En otras palabras, el Dios de Hegel no es una fuerza impersonal panteística, sino un Dios personal que encuentra su autocumplimiento en la autoconciencia que sintetiza la “universalidad” y la “particularidad”. Y este aporte hegeliano no ha sido recogido adecuadamente por la Iglesia, que aun en Concilio Vaticano I y Concilio Vaticano II se mantiene aferrada a la visión teísta, trascendente, lejana e imparticipada  de Dios, lo cual no responde a la historia concreta de la revelación de Dios y que omite su entroncamiento con el destino humano.

De manera que no hace falta otro Dios, sino esclarecer al mismo Dios en una nueva imagen que haga ver la estrecha conexión entre la trascendencia e inmanencia de Dios y su íntimo nexo con el destino humano. La consecuencia de esta nueva imagen sería de inmediato devolverle al hombre el protagonismo de su propia historia, haciéndolo rechazar toda pasividad ante la autoridad y potenciando su lucha por un orden social justo. Orden que brilla por su ausencia en la presente crisis desatada en Europa y Estados Unidos por la megacorporaciones financieras, y cuyo peso de una posible solución se hace recaer sobre los hombros de los inocentes ciudadanos. Esta pobreza que nace del abuso no sólo debe pagarla el capital y no los trabajadores, sino que será siempre recurrente dentro de un sistema cuyo valor máximo no es la persona sino la ganancia.

Entonces, si lo más profundo del problema del sentido de la vida es su dimensión metafísica en consecuencia se puede afirmar que recuperar el sentido de la vida atraviesa por la recuperación de la metafísica; pero recuperar la metafísica equivale a romper con el dios inmanente, del idealismo panteísta, y con el criterio de univocidad del ser, que está detrás de este concepto. Todo lo cual significa que la recuperación del sentido de la vida en la modernidad tardía, exige a ésta dejar atrás su supuesto fundamental: la autarquía absoluta de la realidad humana. Pero junto a ésta superación se debe dar la reafirmación de la trascendencia, la cual devuelve a Dios y a la criatura a sus respectivos órdenes (eternidad-temporalidad).
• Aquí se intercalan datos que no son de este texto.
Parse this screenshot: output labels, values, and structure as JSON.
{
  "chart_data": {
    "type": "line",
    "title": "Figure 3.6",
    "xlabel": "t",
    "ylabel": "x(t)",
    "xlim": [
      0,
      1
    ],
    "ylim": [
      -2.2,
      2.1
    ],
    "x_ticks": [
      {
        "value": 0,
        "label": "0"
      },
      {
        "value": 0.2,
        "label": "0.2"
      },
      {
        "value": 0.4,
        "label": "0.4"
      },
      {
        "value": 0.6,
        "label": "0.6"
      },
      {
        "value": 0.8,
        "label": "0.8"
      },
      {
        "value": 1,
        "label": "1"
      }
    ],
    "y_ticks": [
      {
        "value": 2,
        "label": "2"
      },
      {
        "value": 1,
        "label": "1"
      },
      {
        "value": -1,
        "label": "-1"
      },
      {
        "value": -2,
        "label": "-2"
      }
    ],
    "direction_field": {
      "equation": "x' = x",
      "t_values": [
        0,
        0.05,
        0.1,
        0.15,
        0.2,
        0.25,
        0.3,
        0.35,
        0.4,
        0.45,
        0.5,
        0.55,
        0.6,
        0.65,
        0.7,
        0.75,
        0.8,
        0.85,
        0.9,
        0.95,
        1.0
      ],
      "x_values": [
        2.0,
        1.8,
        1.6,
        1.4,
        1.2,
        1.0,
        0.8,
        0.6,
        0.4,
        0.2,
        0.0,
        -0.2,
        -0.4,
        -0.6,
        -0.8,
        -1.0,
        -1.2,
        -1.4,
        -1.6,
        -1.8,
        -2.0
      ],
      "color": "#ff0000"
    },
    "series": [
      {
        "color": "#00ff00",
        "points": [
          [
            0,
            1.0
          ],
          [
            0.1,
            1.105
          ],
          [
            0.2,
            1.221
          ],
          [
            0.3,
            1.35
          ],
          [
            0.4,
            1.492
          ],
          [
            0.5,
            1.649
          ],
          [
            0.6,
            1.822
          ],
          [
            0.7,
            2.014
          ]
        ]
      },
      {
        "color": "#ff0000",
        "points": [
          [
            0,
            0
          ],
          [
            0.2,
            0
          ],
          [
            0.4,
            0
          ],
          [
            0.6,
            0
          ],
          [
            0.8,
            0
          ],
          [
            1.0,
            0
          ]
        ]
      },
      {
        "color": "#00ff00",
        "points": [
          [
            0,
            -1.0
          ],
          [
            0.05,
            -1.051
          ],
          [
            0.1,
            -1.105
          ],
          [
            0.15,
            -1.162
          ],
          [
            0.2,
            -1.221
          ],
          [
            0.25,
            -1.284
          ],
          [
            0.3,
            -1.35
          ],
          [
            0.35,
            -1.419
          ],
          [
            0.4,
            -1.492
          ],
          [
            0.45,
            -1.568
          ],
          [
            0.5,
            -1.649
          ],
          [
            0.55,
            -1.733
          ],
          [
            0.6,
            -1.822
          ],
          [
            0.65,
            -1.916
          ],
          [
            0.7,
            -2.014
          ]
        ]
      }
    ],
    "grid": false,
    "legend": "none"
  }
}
Pero esta reafirmación de la trascendencia carece completamente de sentido sin enfatizar la manifestación inmanente de Dios, lo que ennoblece la lucha humana por divinizar la vida en la tierra. La trascendencia del paganismo es alienante porque desestima el mundo de la inmanencia. En cambio la trascendencia del cristianismo lejos de alienar a su criatura que es libre, hace posible un humanismo con Dios, porque es una trascendencia que encuentra en la inmanencia un lugar especial, a saber, el de la muerte y resurrección de Dios mismo. De entre todos los entes, es el hombre la única criatura que se plantea el problema de Dios, y es así porque él mismo tiene también, a semejanza de su Creador, una dimensión inmanente y trascendente. Es parte de los dos mundos y debe vivir ambos en conexión. Recortarlos es no sólo regresionar al panteísmo unívoco, sino, desconocer que su vida sólo tiene pleno sentido como finitud plantada en lo absoluto.
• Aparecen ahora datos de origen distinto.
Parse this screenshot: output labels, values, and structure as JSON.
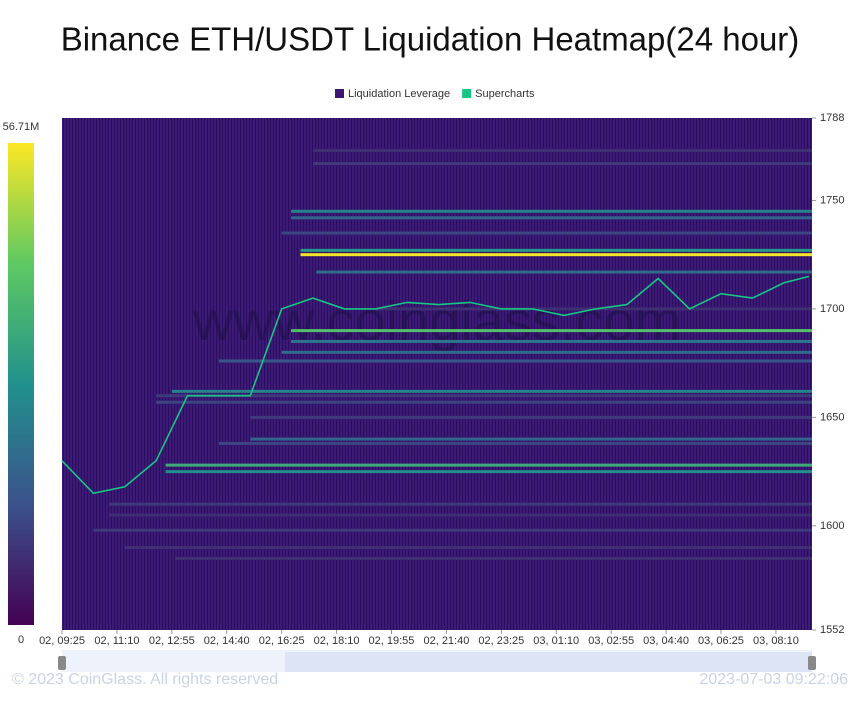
{
  "chart_data": {
    "type": "heatmap",
    "title": "Binance ETH/USDT Liquidation Heatmap(24 hour)",
    "watermark": "www.coinglass.com",
    "copyright": "© 2023 CoinGlass. All rights reserved",
    "timestamp": "2023-07-03 09:22:06",
    "ylim": [
      1552,
      1788
    ],
    "yticks": [
      1552,
      1600,
      1650,
      1700,
      1750,
      1788
    ],
    "xlim": [
      0,
      23.9
    ],
    "xticks": [
      {
        "value": 0,
        "label": "02, 09:25"
      },
      {
        "value": 1.75,
        "label": "02, 11:10"
      },
      {
        "value": 3.5,
        "label": "02, 12:55"
      },
      {
        "value": 5.25,
        "label": "02, 14:40"
      },
      {
        "value": 7,
        "label": "02, 16:25"
      },
      {
        "value": 8.75,
        "label": "02, 18:10"
      },
      {
        "value": 10.5,
        "label": "02, 19:55"
      },
      {
        "value": 12.25,
        "label": "02, 21:40"
      },
      {
        "value": 14,
        "label": "02, 23:25"
      },
      {
        "value": 15.75,
        "label": "03, 01:10"
      },
      {
        "value": 17.5,
        "label": "03, 02:55"
      },
      {
        "value": 19.25,
        "label": "03, 04:40"
      },
      {
        "value": 21,
        "label": "03, 06:25"
      },
      {
        "value": 22.75,
        "label": "03, 08:10"
      }
    ],
    "colorbar_lim": [
      0,
      56.71
    ],
    "colorbar_ticks": [
      {
        "value": 56.71,
        "label": "56.71M"
      },
      0
    ],
    "series": [
      {
        "name": "Liquidation Leverage",
        "color": "#3b1670",
        "levels": [
          {
            "price": 1773,
            "start": 8,
            "value": 8
          },
          {
            "price": 1767,
            "start": 8,
            "value": 10
          },
          {
            "price": 1745,
            "start": 7.3,
            "value": 25
          },
          {
            "price": 1742,
            "start": 7.3,
            "value": 18
          },
          {
            "price": 1735,
            "start": 7,
            "value": 12
          },
          {
            "price": 1727,
            "start": 7.6,
            "value": 30
          },
          {
            "price": 1725,
            "start": 7.6,
            "value": 56
          },
          {
            "price": 1717,
            "start": 8.1,
            "value": 20
          },
          {
            "price": 1700,
            "start": 10,
            "value": 8
          },
          {
            "price": 1690,
            "start": 7.3,
            "value": 40
          },
          {
            "price": 1685,
            "start": 7.3,
            "value": 22
          },
          {
            "price": 1680,
            "start": 7,
            "value": 20
          },
          {
            "price": 1676,
            "start": 5,
            "value": 15
          },
          {
            "price": 1662,
            "start": 3.5,
            "value": 25
          },
          {
            "price": 1660,
            "start": 3,
            "value": 10
          },
          {
            "price": 1657,
            "start": 3,
            "value": 12
          },
          {
            "price": 1650,
            "start": 6,
            "value": 10
          },
          {
            "price": 1640,
            "start": 6,
            "value": 18
          },
          {
            "price": 1638,
            "start": 5,
            "value": 12
          },
          {
            "price": 1628,
            "start": 3.3,
            "value": 35
          },
          {
            "price": 1625,
            "start": 3.3,
            "value": 28
          },
          {
            "price": 1610,
            "start": 1.5,
            "value": 10
          },
          {
            "price": 1605,
            "start": 1.5,
            "value": 8
          },
          {
            "price": 1598,
            "start": 1,
            "value": 10
          },
          {
            "price": 1590,
            "start": 2,
            "value": 8
          },
          {
            "price": 1585,
            "start": 3.6,
            "value": 8
          }
        ]
      },
      {
        "name": "Supercharts",
        "color": "#16c784",
        "x": [
          0,
          1,
          2,
          3,
          4,
          5,
          6,
          7,
          8,
          9,
          10,
          11,
          12,
          13,
          14,
          15,
          16,
          17,
          18,
          19,
          20,
          21,
          22,
          23,
          23.8
        ],
        "values": [
          1630,
          1615,
          1618,
          1630,
          1660,
          1660,
          1660,
          1700,
          1705,
          1700,
          1700,
          1703,
          1702,
          1703,
          1700,
          1700,
          1697,
          1700,
          1702,
          1714,
          1700,
          1707,
          1705,
          1712,
          1715
        ]
      }
    ]
  }
}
Si Dios es una infinitud enraizada en lo finito, el hombre es una finitud arraigada en lo infinito. Aquel que sólo ve a Dios en el topos uranus no ve a Dios, porque Dios está especialmente en su creación y en el prójimo. No se puede amar a Dios sin amar a sus criaturas, de lo contrario se incurre en escapismo gnóstico o en la horizontalidad inmanente de la modernidad unívoca. La modernidad aspirando a reivindicar lo terrenal ha negado su contenido trascendental y el resultado ha sido la relativización y trivialización de lo inmanente en una vida sin sentido.


[1] Como lo hace Rom Harré en su libro 1000 años de filosofía, Santillana, Madrid, 2008.
[2] Ibid, 29, 44.
[3] Véase mi libro: Nihilización del deus in terris, IIPCIAL, Lima, 2008.